It’s time to announce my second semifinalist!! Since I have picked up more books from Kristen I am going to be picking 4 this year! I announced Kristen’s pick yesterday and so after this there will be two more! This book only has 11 ratings on Goodreads and so it’s kind of an “unknown” so I hope people give it a shot!
I’m re-posting my review for it for those who may have missed it!
So, I picked this up without knowing anything about it other than the length (because I have to screen all my entries for length to make sure they qualify) and the cover, which gave me some island vibes. Given those two things I had thought I was getting a story similar to something like Where the Waters Turn Black by Benedict Patrick, something short and sweet kind of folklore story. Yah, no. This is a condensed epic fantasy. It’s like a concentrated version of a 700 page story down to under 300. If you really like epic fantasy but can’t always finish them or feel daunted by the chonkiness of some of them maybe give this one a try.
So, this opens up with two people finishing up a dungeon raid and they’re looking for stuff to salvage and sell back on the market. In this world, dungeon raiding is common place. You can set up and build your own dungeons to do that you can choose your own minions from various marketplace sellers for a pretty high cost. It takes money to be a dungeon master. This book has got just a touch of Orconomics vibes in that there are guilds and rules, laws, and regulations applying to dungeon building and raiding. So those two guys come across a bunch of very broken minions. The succubus is near dead, the skeleton is missing pieces, and the zombie has some kind of rot or something and he’s decaying away. They are essentially valueless and should be left there, but one of them was like “we can’t just leave them here to die alone.” So, that caught my attention since I’ve got a thing for broken, lost, and forgotten animals.

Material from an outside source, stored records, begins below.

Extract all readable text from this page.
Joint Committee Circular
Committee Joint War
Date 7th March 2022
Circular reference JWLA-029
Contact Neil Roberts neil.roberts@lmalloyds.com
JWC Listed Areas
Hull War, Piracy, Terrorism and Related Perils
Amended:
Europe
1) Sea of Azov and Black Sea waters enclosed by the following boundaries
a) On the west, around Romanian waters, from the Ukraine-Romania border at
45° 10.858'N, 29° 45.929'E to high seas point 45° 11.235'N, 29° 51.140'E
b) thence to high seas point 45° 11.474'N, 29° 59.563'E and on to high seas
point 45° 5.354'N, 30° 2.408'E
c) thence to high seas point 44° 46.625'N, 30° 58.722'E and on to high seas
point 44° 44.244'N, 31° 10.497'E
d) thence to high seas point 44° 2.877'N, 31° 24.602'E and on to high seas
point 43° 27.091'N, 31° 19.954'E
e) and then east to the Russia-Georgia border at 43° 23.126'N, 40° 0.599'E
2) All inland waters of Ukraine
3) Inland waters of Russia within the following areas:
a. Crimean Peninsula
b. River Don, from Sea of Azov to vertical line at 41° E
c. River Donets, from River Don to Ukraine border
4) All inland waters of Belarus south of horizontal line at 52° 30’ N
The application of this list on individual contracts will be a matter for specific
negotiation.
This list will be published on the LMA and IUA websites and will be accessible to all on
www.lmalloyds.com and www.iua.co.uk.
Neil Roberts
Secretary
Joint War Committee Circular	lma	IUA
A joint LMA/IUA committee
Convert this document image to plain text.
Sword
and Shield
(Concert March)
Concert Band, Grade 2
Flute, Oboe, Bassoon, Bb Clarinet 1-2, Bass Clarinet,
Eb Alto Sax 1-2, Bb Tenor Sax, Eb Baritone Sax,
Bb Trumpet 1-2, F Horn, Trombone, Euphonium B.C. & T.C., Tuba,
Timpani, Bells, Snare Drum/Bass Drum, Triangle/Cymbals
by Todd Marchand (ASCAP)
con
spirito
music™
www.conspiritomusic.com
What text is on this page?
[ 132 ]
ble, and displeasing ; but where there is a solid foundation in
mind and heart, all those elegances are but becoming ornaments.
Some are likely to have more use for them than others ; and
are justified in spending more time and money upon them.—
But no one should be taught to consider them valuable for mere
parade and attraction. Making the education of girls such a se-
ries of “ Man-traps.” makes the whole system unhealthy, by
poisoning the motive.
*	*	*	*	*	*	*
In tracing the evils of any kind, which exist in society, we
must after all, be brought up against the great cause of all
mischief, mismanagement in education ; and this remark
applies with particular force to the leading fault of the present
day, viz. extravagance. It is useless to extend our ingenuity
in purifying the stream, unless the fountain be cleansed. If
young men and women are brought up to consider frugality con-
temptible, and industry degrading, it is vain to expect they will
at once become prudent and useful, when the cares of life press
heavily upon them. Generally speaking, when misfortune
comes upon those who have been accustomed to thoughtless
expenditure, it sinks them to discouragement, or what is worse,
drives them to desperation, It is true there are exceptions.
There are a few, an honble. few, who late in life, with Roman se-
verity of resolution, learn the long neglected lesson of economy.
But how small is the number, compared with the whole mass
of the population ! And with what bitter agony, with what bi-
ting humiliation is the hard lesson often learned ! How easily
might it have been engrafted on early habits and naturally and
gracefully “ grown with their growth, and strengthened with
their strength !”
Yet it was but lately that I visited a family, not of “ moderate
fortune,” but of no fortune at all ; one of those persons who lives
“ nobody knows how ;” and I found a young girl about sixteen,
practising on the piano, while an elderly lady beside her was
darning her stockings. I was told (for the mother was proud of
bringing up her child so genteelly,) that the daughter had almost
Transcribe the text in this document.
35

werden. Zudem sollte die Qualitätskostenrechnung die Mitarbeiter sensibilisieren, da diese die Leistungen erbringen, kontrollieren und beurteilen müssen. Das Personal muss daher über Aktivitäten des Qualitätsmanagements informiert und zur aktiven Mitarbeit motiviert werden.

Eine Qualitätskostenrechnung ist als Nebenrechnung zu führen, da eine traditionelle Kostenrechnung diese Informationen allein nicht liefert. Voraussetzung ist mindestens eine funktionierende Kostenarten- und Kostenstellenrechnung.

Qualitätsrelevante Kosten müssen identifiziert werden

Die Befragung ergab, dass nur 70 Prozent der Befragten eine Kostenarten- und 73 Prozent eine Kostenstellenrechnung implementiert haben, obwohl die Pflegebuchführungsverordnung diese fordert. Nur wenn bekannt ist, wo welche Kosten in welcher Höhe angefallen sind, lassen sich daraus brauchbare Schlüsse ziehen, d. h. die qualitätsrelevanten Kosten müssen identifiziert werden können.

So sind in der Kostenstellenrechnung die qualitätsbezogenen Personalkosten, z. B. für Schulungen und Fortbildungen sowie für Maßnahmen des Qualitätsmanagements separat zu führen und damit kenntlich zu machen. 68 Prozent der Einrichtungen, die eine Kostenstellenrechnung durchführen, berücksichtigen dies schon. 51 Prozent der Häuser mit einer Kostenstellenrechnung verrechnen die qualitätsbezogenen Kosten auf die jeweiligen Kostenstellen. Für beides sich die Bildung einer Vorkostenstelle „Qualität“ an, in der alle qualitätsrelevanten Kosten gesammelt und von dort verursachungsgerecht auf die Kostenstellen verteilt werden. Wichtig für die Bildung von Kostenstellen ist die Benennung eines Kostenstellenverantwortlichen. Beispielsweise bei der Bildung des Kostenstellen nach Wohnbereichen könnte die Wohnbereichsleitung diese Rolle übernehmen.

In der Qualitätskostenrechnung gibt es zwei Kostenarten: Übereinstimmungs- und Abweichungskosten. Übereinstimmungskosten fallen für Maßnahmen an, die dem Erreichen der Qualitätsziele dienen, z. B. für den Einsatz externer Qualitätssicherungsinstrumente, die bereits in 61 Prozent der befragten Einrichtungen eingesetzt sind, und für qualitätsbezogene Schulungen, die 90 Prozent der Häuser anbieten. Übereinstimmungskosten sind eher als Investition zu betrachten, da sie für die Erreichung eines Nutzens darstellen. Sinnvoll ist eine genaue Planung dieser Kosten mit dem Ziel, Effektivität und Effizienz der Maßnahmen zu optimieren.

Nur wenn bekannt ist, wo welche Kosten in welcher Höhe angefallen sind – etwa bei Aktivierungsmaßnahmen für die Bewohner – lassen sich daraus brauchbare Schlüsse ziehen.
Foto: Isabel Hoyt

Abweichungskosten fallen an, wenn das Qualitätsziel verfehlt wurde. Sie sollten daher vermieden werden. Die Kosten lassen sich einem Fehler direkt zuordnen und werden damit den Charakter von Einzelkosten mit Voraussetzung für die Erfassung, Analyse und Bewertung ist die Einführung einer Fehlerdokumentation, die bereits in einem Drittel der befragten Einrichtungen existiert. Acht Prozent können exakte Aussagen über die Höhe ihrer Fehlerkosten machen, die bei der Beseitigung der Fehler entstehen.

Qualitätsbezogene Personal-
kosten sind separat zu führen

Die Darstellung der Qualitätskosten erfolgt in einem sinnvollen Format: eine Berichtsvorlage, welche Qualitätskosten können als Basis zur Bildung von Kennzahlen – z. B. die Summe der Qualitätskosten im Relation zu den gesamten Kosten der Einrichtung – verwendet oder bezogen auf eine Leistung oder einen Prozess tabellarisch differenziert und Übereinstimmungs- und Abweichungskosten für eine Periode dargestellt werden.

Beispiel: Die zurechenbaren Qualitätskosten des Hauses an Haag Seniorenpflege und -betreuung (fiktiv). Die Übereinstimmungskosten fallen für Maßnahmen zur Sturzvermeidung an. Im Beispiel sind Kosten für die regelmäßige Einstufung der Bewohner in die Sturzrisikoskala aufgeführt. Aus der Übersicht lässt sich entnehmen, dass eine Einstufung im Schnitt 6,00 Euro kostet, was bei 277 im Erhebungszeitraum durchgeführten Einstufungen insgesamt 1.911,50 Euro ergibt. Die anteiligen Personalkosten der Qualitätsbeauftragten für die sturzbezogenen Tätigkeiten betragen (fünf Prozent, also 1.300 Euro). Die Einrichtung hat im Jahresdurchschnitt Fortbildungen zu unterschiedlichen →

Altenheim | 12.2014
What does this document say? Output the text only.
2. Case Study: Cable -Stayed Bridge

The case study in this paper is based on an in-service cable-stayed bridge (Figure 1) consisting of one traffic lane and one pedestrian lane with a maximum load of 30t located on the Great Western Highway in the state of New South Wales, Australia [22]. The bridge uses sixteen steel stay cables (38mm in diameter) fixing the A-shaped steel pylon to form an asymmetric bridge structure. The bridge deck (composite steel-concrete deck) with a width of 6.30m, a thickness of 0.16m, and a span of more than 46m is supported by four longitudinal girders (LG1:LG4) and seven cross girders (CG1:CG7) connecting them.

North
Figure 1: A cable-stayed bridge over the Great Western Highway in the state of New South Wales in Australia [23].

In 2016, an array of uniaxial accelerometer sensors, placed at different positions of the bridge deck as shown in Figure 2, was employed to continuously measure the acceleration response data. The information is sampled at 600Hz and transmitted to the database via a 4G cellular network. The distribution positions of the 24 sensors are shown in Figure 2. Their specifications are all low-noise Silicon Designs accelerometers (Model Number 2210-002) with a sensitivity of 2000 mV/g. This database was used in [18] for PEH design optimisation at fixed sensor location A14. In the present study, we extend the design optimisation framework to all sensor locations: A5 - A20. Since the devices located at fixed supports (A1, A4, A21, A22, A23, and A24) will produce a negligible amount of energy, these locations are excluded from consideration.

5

So, after that we hit a BUNCH of POVs very, very fast. Within the first ten percent of the book I believe I was introduced to about 7-9 different characters and so I only got a couple pages with each of them. Normally this kind of whirlwind introduction to characters would make me DNF. I really prefer to have time to sink my teeth into characters and get to know them more rather than a rapid fire approach with each character just getting a couple pages before we move on. That said, each of these characters was really different, they don’t follow the typical character types and so I was intrigued. I was intrigued enough to say, well, let me just read each one of these perspectives again to see if i want to keep going… and I just kept doing that until I finished the book, LOL.
There are so many characters I won’t go into them all, but my favorites were Zet, who was a zombie minion of Gabe’s. He’s smarter than Gabe and starts to show extraordinary abilities and go beyond what a minion should be able to do. I also liked Gabe, although it was his storyline that really kept me intrigued, he can be kind of an idiot, lol. There was a character named Beedle who was on the ship carrying the boatload of crazy mages to the island to go usurp what power and items they could. I wouldn’t say Beedle was a ‘nice’ character but his storyline was fascinating and a bit brutal at points. It created a nice counterweight to some of the more comedic POVs.
The world building was intense and there was so much packed into this story and yet I never felt like I was wading through over-exposition. If anything, I wanted to know more about almost everything, lol. It’s probably my biggest complaint is that things went really quickly and I could have done with like 50-75 more pages to just expand on the world building, some of these characters and their relationships, etc. However, that’s one of the best kind of criticisms I can give — give me more, please, lol.
Overall I do recommend this, it’s got a little bit of a wonky start with a lot being thrown at you at once but it does all come together and I really enjoyed how complex it was in such a condensed format. Kudos!